- Origin: Portland, Oregon, United States
- Genres: Shoegaze Dream pop Alternative rock
- Years active: 1998–present
- Labels: Saint Marie Records Comet Rock Records Reverb Records
- Members: Kaitlyn Ni Donovan - vocals, guitar Clint Sargent - lead guitar, vocals Colin Sheridan - bass guitar Luke Strahota - drums
- Past members: Violet Bianca Grace (vocals, bass) Allen Davis (bass) Aaron Overstreet (bass)
- Website: thehighviolets.com

= The High Violets =

American dream pop band

The High Violets are an American dream pop band from Portland, Oregon, United States.

==History==
The High Violets were formed in late 1998 after the breakup of Portland band The Bella Low by former members Clint Sargent, Luke Strahota and Violet Bianca Grace. This lineup was short-lived however as Grace left after a few gigs. Sargent and Strahota then joined forces with Allen Davis of Echoplex. Soon after Sargent recruited Kaitlyn Ni Donovan to complete the line up. After self-releasing an EP entitled Dream Away, they signed to Irish label Reverb Records and released 44 Down in 2002. Four years later, they followed up with the critically acclaimed To Where You Are, also on Reverb. The group also performed at SXSW in 2006. In 2007, they performed at NXNE and released a remix album, Satellite Remixes, which featured Ulrich Schnauss and Carmen Rizzo among others. Although the band is currently on hiatus from touring and live performances they have been active in the studio. Their fifth full-length album Heroes and Halos, released April 1, 2016, was listed on PopMatters 10 Best Shoegaze and Dream pop Albums 2016. In 2021 they released the B-Sides & Rarities album.

==Discography==
- Dream Away EP (Self Released 2000)
- 44 Down EP (Reverb Records, 2002)
- Invitation EP (Self Released 2005)
- To Where You Are (Reverb, 2006)
- Satellite Remixes (Reverb, 2007)
- Cinema (Comet Rock, 2010)
- Heroes and Halos (Saint Marie Records, 2016)
- B-Sides & Rarities (Comet Rock, 2021)

==Compilations==
- Northwestern Presents... Rock Stars Attack! (2000)
- NW Shoegazer Bliss (2002)
- In a Different Place (2003)
- Fuzzy Ball (2004)
- MusicfestNW '06 (2006)
- Missing Deadlines - Ulrich Schnauss Remixes (2010)
- Rock Back for Japan, volume 5 (2011)
- Static Waves Saint Marie Records (2012)
- Static Waves 2 Saint Marie Records (2013)
- Static Waves 3 Saint Marie Records (2014)
- Static Waves 4 Saint Marie Records (2015)

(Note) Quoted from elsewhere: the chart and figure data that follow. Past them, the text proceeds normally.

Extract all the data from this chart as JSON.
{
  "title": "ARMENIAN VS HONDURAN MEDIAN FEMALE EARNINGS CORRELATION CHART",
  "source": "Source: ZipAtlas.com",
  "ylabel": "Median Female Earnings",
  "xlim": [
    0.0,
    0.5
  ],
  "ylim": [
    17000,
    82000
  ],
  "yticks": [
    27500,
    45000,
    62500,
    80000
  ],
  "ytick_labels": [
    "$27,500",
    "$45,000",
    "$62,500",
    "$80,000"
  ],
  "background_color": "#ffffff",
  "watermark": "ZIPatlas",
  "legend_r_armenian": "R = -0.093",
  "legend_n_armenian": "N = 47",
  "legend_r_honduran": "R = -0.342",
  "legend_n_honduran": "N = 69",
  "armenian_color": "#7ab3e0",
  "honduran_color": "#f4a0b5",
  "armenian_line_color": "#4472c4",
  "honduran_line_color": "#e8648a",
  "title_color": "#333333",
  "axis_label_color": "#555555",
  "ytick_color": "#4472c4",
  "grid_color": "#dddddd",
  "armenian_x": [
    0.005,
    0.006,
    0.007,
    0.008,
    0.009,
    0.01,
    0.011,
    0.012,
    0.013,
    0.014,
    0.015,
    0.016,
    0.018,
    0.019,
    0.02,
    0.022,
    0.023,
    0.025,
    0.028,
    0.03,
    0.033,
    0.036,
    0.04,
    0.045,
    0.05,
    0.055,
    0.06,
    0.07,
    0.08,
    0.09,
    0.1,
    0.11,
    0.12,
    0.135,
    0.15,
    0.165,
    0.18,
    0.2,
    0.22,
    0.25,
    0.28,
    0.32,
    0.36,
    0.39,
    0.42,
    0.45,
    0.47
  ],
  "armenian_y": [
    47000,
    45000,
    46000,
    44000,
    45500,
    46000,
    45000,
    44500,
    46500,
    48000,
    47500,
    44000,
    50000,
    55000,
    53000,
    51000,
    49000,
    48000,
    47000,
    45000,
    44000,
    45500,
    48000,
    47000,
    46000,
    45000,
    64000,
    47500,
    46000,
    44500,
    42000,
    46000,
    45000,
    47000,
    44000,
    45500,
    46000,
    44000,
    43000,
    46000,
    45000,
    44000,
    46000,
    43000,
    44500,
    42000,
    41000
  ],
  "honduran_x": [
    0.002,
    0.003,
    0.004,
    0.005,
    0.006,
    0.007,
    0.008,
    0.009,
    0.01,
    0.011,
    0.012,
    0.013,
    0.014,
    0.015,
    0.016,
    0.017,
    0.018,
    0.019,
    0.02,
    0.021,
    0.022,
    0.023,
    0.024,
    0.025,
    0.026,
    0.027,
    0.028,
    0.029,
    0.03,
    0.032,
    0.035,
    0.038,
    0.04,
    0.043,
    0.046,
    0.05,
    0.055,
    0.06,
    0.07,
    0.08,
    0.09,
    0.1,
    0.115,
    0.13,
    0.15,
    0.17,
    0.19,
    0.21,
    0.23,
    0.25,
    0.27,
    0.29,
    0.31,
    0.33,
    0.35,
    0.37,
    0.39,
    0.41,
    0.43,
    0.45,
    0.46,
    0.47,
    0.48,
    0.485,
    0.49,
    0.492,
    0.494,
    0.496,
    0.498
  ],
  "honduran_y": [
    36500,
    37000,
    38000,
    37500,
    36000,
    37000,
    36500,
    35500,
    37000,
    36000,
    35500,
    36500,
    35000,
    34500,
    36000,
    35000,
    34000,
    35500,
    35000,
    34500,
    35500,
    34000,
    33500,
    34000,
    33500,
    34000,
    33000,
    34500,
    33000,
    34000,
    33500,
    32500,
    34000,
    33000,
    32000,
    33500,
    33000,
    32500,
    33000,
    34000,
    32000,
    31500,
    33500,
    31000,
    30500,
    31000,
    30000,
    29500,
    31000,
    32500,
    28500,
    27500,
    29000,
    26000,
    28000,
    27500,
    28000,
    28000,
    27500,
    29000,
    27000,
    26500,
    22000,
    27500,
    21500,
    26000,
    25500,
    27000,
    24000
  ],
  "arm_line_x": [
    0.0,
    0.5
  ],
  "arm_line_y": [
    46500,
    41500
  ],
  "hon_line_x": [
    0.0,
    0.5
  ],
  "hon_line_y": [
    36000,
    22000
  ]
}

==Song appearances in media==
The High Violets songs have been featured in various television shows, including:
- MTV Fraternity Life
- MTV Sorority Life
- CW Life Unexpected
- Direct TV You Me Her
The High Violets song Chinese Letter Remix (Ulrich Schnauss remix) was featured in the film and film soundtrack Water Wings.